I read Kate DiCamillo’s Three Rancheros series out of order. I read Louisiana’s Way Home a few years back and just finished Raymie Nightingale yesterday afternoon. You can read them out of sequence, but it helps a little to know what happened in Raymie’s world first.
Because of this order of reading, I think Louisiana’s story was stronger. Maybe it was because I was introduced to her first, or maybe because I have heard Raymie’s story before: the father leaves his family for another woman. Mom is depressed and girl will do whatever she can to get him back home. Even learn to twirl a baton and join a local beauty pageant so when she wins, he will see her picture in the newspaper and realize how wonderful she is and come home. She hopes, wishes and of course, finds friends while learning about the crazy world and all the crazy colorful people in it.
The setting is June 1975 but could have easily been set today. This piece of information is lost. If DiCamillo was going to set the story (at the time) 30 years ago, maybe something from that time should be acknowledged? The country was “coming of age” as Raymie is. If you know this fact, the theme is not lost, but what 8 to 12-year-old knows this?
With all that said, it is a sweet, classically DiCamillo story.
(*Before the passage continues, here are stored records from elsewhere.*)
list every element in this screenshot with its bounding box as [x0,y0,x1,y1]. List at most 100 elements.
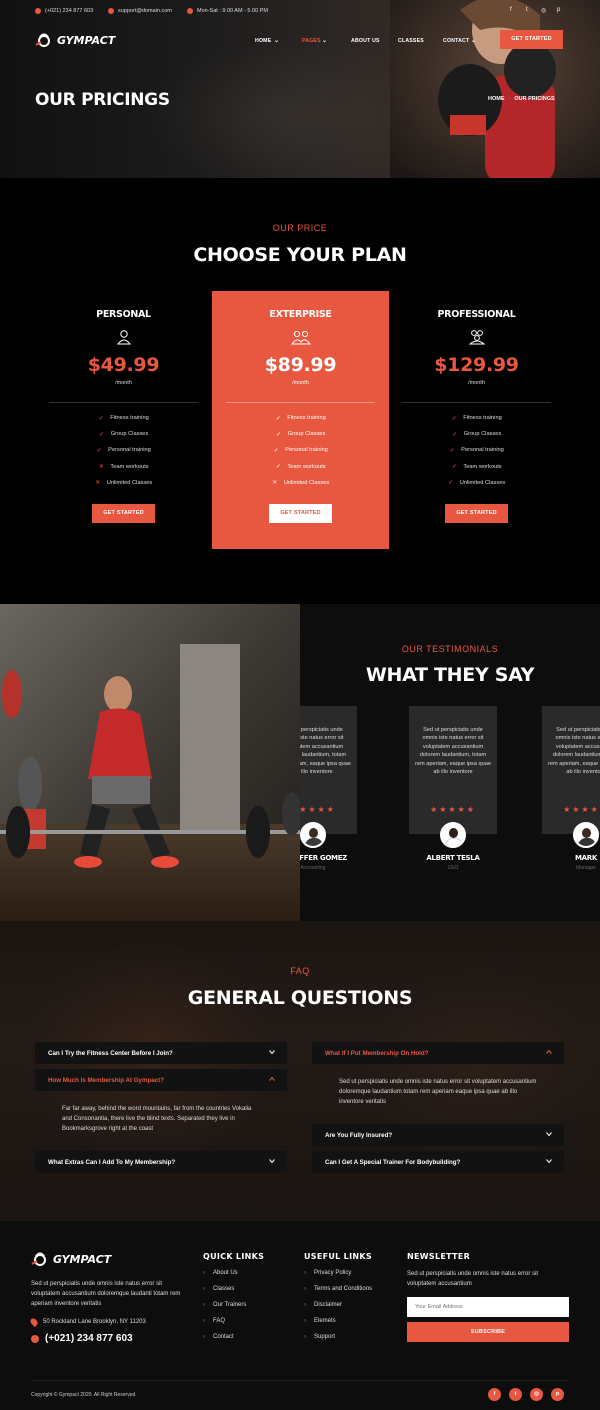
footer-link[interactable]: › Privacy Policy [304,1270,351,1276]
plan-get-started-button[interactable]: GET STARTED [445,504,508,523]
nav-about-us[interactable]: ABOUT US [351,38,380,44]
plan-name: EXTERPRISE [269,309,332,320]
plan-get-started-button[interactable]: GET STARTED [92,504,155,523]
faq-question-text: Are You Fully Insured? [325,1131,393,1139]
subscribe-button[interactable]: SUBSCRIBE [407,1322,569,1342]
feature-item: ✓ Unlimited Classes [388,475,565,491]
feature-label: Team workouts [110,463,149,470]
twitter-icon[interactable]: t [509,1388,522,1401]
feature-item: ✕ Team workouts [35,459,212,475]
faq-question[interactable]: What Extras Can I Add To My Membership? [35,1151,287,1173]
nav-classes[interactable]: CLASSES [398,38,424,44]
feature-item: ✕ Unlimited Classes [35,475,212,491]
facebook-icon[interactable]: f [510,7,512,13]
footer-divider [31,1380,569,1381]
author-role: Manager [576,865,596,871]
cross-icon: ✕ [272,480,278,487]
check-icon: ✓ [451,464,457,471]
get-started-button[interactable]: GET STARTED [500,30,563,49]
feature-item: ✓ Fitness training [35,410,212,426]
chevron-down-icon [269,1050,275,1055]
faq-question[interactable]: What If I Put Membership On Hold? [312,1042,564,1064]
pricing-kicker: OUR PRICE [272,223,328,233]
author-role: CEO [447,865,459,871]
footer-link[interactable]: › Disclaimer [304,1302,342,1308]
check-icon: ✓ [275,464,281,471]
breadcrumb-current: OUR PRICINGS [514,96,555,102]
nav-pages[interactable]: PAGES [302,38,321,44]
faq-question-text: How Much Is Membership At Gympact? [48,1076,164,1084]
testimonial-card: Sed ut perspiciatis unde omnis iste natu… [300,706,357,834]
faq-question[interactable]: Can I Get A Special Trainer For Bodybuil… [312,1151,564,1173]
feature-label: Unlimited Classes [459,479,506,486]
topbar-phone-text: (+021) 234 877 603 [45,8,94,14]
footer-link-label: FAQ [213,1318,226,1324]
topbar-hours: Mon-Sat : 9.00 AM - 5.00 PM [187,8,268,14]
footer-link[interactable]: › Classes [203,1286,234,1292]
footer-link[interactable]: › Support [304,1334,335,1340]
footer-link[interactable]: › Terms and Conditions [304,1286,372,1292]
feature-item: ✓ Fitness training [388,410,565,426]
feature-list: ✓ Fitness training ✓ Group Classes ✓ Person… [388,410,565,491]
page-title: OUR PRICINGS [35,90,170,110]
plan-name: PROFESSIONAL [437,309,516,320]
breadcrumb-home[interactable]: HOME [488,96,505,102]
footer-address: 50 Rockland Lane Brooklyn, NY 11203 [29,1317,146,1327]
faq-question[interactable]: Are You Fully Insured? [312,1124,564,1146]
footer-phone-text: (+021) 234 877 603 [45,1333,133,1344]
avatar [440,822,466,848]
logo-text: GYMPACT [57,33,116,47]
testimonial-author: ALBERT TESLA CEO [409,822,497,871]
check-icon: ✓ [275,415,281,422]
footer-phone[interactable]: (+021) 234 877 603 [31,1333,133,1344]
useful-links-title: USEFUL LINKS [304,1252,372,1261]
feature-label: Group Classes [110,431,149,438]
logo-text: GYMPACT [53,1252,112,1266]
chevron-down-icon [546,1159,552,1164]
twitter-icon[interactable]: t [526,7,528,13]
nav-contact[interactable]: CONTACT [443,38,469,44]
faq-answer: Far far away, behind the word mountains,… [62,1106,252,1132]
footer-link[interactable]: › About Us [203,1270,238,1276]
top-bar: (+021) 234 877 603 support@domain.com Mo… [0,0,600,24]
footer-logo[interactable]: GYMPACT [31,1252,111,1266]
instagram-icon[interactable]: ◎ [530,1388,543,1401]
footer-link-label: Privacy Policy [314,1270,352,1276]
logo[interactable]: GYMPACT [35,33,115,47]
instagram-icon[interactable]: ◎ [541,7,546,14]
footer-link[interactable]: › FAQ [203,1318,225,1324]
feature-item: ✓ Group Classes [212,426,389,442]
divider [49,402,198,403]
check-icon: ✓ [451,415,457,422]
chevron-right-icon: › [304,1318,306,1324]
newsletter-text: Sed ut perspiciatis unde omnis iste natu… [407,1271,539,1287]
pinterest-icon[interactable]: p [557,7,560,13]
footer-link-label: Elemets [314,1318,336,1324]
plan-name: PERSONAL [96,309,151,320]
feature-item: ✓ Fitness training [212,410,389,426]
footer-link[interactable]: › Elemets [304,1318,336,1324]
plan-period: /month [115,380,132,386]
faq-question-text: Can I Get A Special Trainer For Bodybuil… [325,1158,461,1166]
check-icon: ✓ [273,447,279,454]
faq-question[interactable]: Can I Try the Fitness Center Before I Jo… [35,1042,287,1064]
footer-address-text: 50 Rockland Lane Brooklyn, NY 11203 [43,1319,146,1325]
footer-link-label: Contact [213,1334,234,1340]
faq-question[interactable]: How Much Is Membership At Gympact? [35,1069,287,1091]
facebook-icon[interactable]: f [488,1388,501,1401]
feature-label: Team workouts [287,463,326,470]
topbar-email[interactable]: support@domain.com [108,8,172,14]
topbar-phone[interactable]: (+021) 234 877 603 [35,8,93,14]
chevron-down-icon: ⌄ [274,38,280,44]
check-icon: ✓ [448,480,454,487]
footer-link[interactable]: › Contact [203,1334,234,1340]
newsletter-email-input[interactable] [407,1297,569,1317]
footer-link[interactable]: › Our Trainers [203,1302,246,1308]
faq-kicker: FAQ [290,966,310,976]
chevron-right-icon: › [203,1318,205,1324]
pinterest-icon[interactable]: p [551,1388,564,1401]
chevron-right-icon: › [304,1286,306,1292]
avatar [573,822,599,848]
plan-get-started-button[interactable]: GET STARTED [269,504,332,523]
nav-home[interactable]: HOME [255,38,271,44]
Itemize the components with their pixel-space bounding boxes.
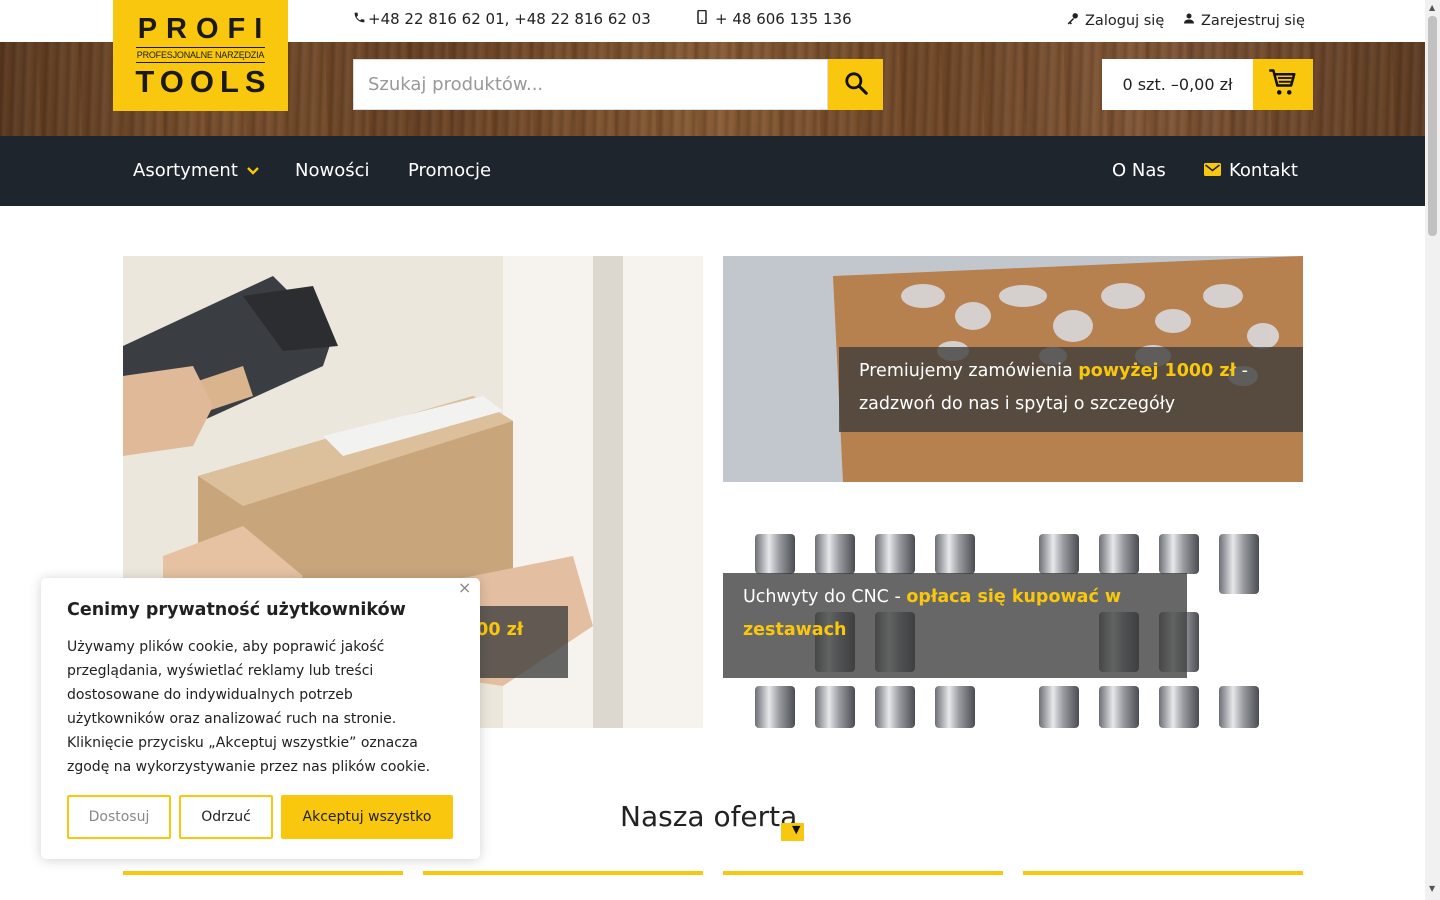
register-label: Zarejestruj się [1201,12,1305,29]
nav-about-label: O Nas [1112,160,1166,181]
nav-promo-label: Promocje [408,160,492,181]
nav-item-promo[interactable]: Promocje [408,160,491,181]
nav-assortment-label: Asortyment [133,160,238,181]
cookie-consent-dialog: × Cenimy prywatność użytkowników Używamy… [41,578,480,859]
nav-item-contact[interactable]: Kontakt [1204,160,1298,181]
close-icon[interactable]: × [458,578,471,597]
login-link[interactable]: Zaloguj się [1066,12,1164,29]
key-icon [1066,12,1079,29]
phone-landline-text: +48 22 816 62 01, +48 22 816 62 03 [368,10,651,28]
offer-card[interactable] [123,871,403,900]
offer-card[interactable] [1023,871,1303,900]
offer-card[interactable] [423,871,703,900]
banner-premium-highlight: powyżej 1000 zł [1078,361,1237,381]
banner-cnc-caption: Uchwyty do CNC - opłaca się kupować w ze… [723,573,1187,678]
banner-premium-text-pre: Premiujemy zamówienia [859,361,1079,381]
search-icon [843,70,869,100]
phone-mobile-text: + 48 606 135 136 [715,10,852,28]
user-icon [1183,12,1195,29]
search-input[interactable]: Szukaj produktów... [353,59,828,110]
logo-line-tools: TOOLS [135,64,272,99]
offer-title-arrow-icon: ▼ [792,823,801,836]
cart-summary[interactable]: 0 szt. –0,00 zł [1102,59,1253,110]
register-link[interactable]: Zarejestruj się [1183,12,1305,29]
offer-section-title: Nasza oferta [620,800,798,833]
nav-item-assortment[interactable]: Asortyment [133,160,260,181]
banner-cnc-text-pre: Uchwyty do CNC - [743,587,907,607]
logo-tagline: PROFESJONALNE NARZĘDZIA [135,47,266,63]
search-placeholder: Szukaj produktów... [368,74,544,95]
cookie-customize-button[interactable]: Dostosuj [67,795,171,839]
banner-premium-caption: Premiujemy zamówienia powyżej 1000 zł - … [839,347,1303,432]
cart-summary-text: 0 szt. –0,00 zł [1122,75,1233,94]
logo-line-profi: PROFI [137,13,272,45]
nav-item-about[interactable]: O Nas [1112,160,1166,181]
chevron-down-icon [246,160,260,181]
nav-contact-label: Kontakt [1229,160,1298,181]
main-nav: Asortyment Nowości Promocje O Nas Kontak… [0,136,1425,206]
cart-icon [1268,68,1298,102]
cookie-reject-button[interactable]: Odrzuć [179,795,273,839]
scroll-down-arrow-icon[interactable]: ▼ [1429,884,1435,893]
mail-icon [1204,160,1221,181]
phone-mobile[interactable]: + 48 606 135 136 [697,9,852,28]
nav-item-new[interactable]: Nowości [295,160,370,181]
search-button[interactable] [828,59,883,110]
offer-card[interactable] [723,871,1003,900]
site-logo[interactable]: PROFI PROFESJONALNE NARZĘDZIA TOOLS [113,0,288,111]
cart-button[interactable] [1253,59,1313,110]
page-scrollbar[interactable]: ▲ ▼ [1425,0,1440,900]
scrollbar-thumb[interactable] [1428,16,1437,236]
mobile-icon [697,9,707,28]
cookie-title: Cenimy prywatność użytkowników [67,600,406,620]
nav-new-label: Nowości [295,160,370,181]
phone-icon [353,10,366,28]
phone-landline[interactable]: +48 22 816 62 01, +48 22 816 62 03 [353,10,651,28]
cookie-accept-button[interactable]: Akceptuj wszystko [281,795,453,839]
scroll-up-arrow-icon[interactable]: ▲ [1429,3,1435,12]
cookie-description: Używamy plików cookie, aby poprawić jako… [67,639,431,775]
login-label: Zaloguj się [1085,12,1165,29]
There is nothing wrong with this book. (Though one Goodreads reviewer did say that the pageant and baton twirling might not be relatable to her students.) It is a quick read for an adult and a real story of life and friendship with all the things kids want to do (rescue dead cats; sabotage pageants; run away; have a crazy granny).
I do think I need to reread Louisiana’s story, as I do not remember her being the way she is in Raymie’s story. And because of that, for me this became Louisiana’s story and Raymie just narrates it. Therefore, Beverly (the third Ranchero of the trio) and her book, Beverly, Right Here, is going to be an interesting conclusion.
To sum it up, if you have read James Howe’s The Misfits, Addie on the Inside and Totally Joe you have read an edgier Three Rancheros. (And I say that with only having read the synopsis of Beverly’s story, which seems to have a similar theme to Joe’s.)